There have been a lot of posts and ads about giving thanks, especially now that the Thanksgiving holiday week has started. In general, this time of year is one meant to be filled with joy and positivity, sharing events with loved ones and making memories.
It can be difficult to have these feelings however, especially for those with mental illnesses. This in addition to the stressors that can pop up during the season, particularly if relationships with family members can be tense, finances can be an issue, or social anxiety spikes with the increase of shopping crowds and relatives (and not to mention feeling conflicted about the history of the holiday too). While it’s meant to be celebrated, it’s hard for some to be positive during this time of year, especially if they feel like they need to meet these exciting, celebratory expectations.
Positivity is an individual feeling, and can still be experienced, but just in different ways. If you or your child find yourselves having a hard time experiencing Thanksgiving the way it’s “meant” to be celebrated, you can still find ways to enjoy the break for yourself. The Huffington Post, for example, has a few simple strategies specifically for staying positive for Thanksgiving. These include thinking about personal things that you’re grateful for, using “Let It Go” meditation, and incorporating positive thinking in your daily routine.

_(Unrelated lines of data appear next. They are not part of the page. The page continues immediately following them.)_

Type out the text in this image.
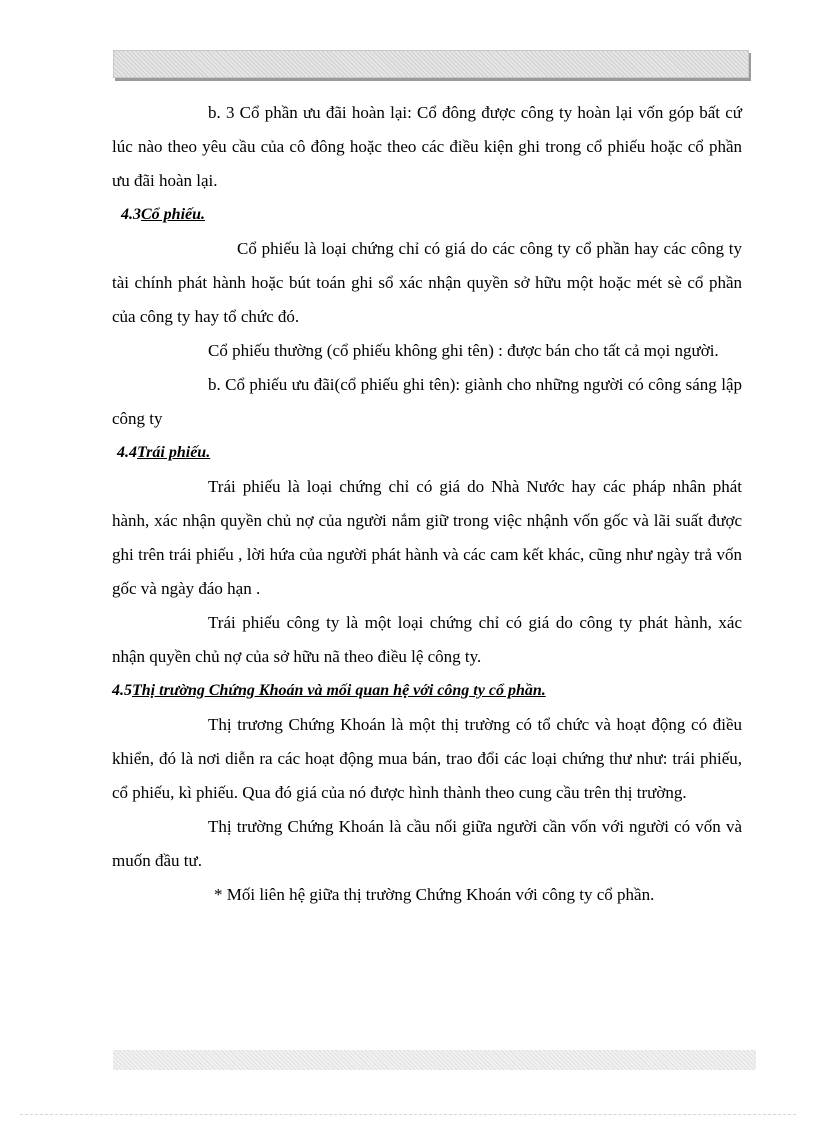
b. 3 Cổ phần ưu đãi hoàn lại: Cổ đông được công ty hoàn lại vốn góp bất cứ lúc nào theo yêu cầu của cô đông hoặc theo các điều kiện ghi trong cổ phiếu hoặc cổ phần ưu đãi hoàn lại.

4.3Cổ phiếu.

Cổ phiếu là loại chứng chỉ có giá do các công ty cổ phần hay các công ty tài chính phát hành hoặc bút toán ghi sổ xác nhận quyền sở hữu một hoặc mét sè cổ phần của công ty hay tổ chức đó.

Cổ phiếu thường (cổ phiếu không ghi tên) : được bán cho tất cả mọi người.

b. Cổ phiếu ưu đãi(cổ phiếu ghi tên): giành cho những người có công sáng lập công ty

4.4Trái phiếu.

Trái phiếu là loại chứng chỉ có giá do Nhà Nước hay các pháp nhân phát hành, xác nhận quyền chủ nợ của người nắm giữ trong việc nhậnh vốn gốc và lãi suất được ghi trên trái phiếu , lời hứa của người phát hành và các cam kết khác, cũng như ngày trả vốn gốc và ngày đáo hạn .

Trái phiếu công ty là một loại chứng chỉ có giá do công ty phát hành, xác nhận quyền chủ nợ của sở hữu nã theo điều lệ công ty.

4.5Thị trường Chứng Khoán và mối quan hệ với công ty cổ phần.

Thị trương Chứng Khoán là một thị trường có tổ chức và hoạt động có điều khiển, đó là nơi diễn ra các hoạt động mua bán, trao đổi các loại chứng thư như: trái phiếu, cổ phiếu, kì phiếu. Qua đó giá của nó được hình thành theo cung cầu trên thị trường.

Thị trường Chứng Khoán là cầu nối giữa người cần vốn với người có vốn và muốn đầu tư.

* Mối liên hệ giữa thị trường Chứng Khoán với công ty cổ phần.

There are other ways to find ways to cope with mental illness and negativity during the week too. Sometimes all you need is those few days off to recharge, whether it be meeting up with old friends or catching up on a show. If you’re able to, now’s the perfect time for some retail therapy, or maybe you find cooking and baking to be therapeutic (whether it’s to help with Thanksgiving dinner or to have it just for yourself).

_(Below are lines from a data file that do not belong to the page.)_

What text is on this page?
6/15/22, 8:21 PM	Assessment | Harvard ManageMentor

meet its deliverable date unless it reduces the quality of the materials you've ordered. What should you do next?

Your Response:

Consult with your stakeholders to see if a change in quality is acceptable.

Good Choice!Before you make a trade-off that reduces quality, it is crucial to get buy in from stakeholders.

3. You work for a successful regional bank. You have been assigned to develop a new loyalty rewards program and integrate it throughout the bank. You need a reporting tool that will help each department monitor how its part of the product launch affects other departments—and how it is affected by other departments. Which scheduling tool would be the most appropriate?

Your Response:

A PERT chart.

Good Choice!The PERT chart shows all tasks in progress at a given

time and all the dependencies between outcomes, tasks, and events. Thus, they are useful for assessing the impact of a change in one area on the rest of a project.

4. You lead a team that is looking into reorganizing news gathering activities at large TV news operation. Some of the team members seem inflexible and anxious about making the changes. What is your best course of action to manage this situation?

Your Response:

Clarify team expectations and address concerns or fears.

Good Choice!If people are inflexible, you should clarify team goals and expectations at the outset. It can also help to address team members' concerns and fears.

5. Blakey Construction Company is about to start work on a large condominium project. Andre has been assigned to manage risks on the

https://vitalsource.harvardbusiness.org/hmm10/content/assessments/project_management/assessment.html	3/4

If you’re still looking and want to seek for more advice about dealing with these feelings over the week, PsychCentral has a page specifically about the topic, with different linked articles relating to different issues. Ultimately, you can enjoy Thanksgiving and celebrate it – you get some days off from school and there’s a chance of good food in some way – but there are other ways to find enjoyment in your own way too.
What are you doing for Thanksgiving? Do you think it can be difficult to be happy during the season? What do you to to relax over the break?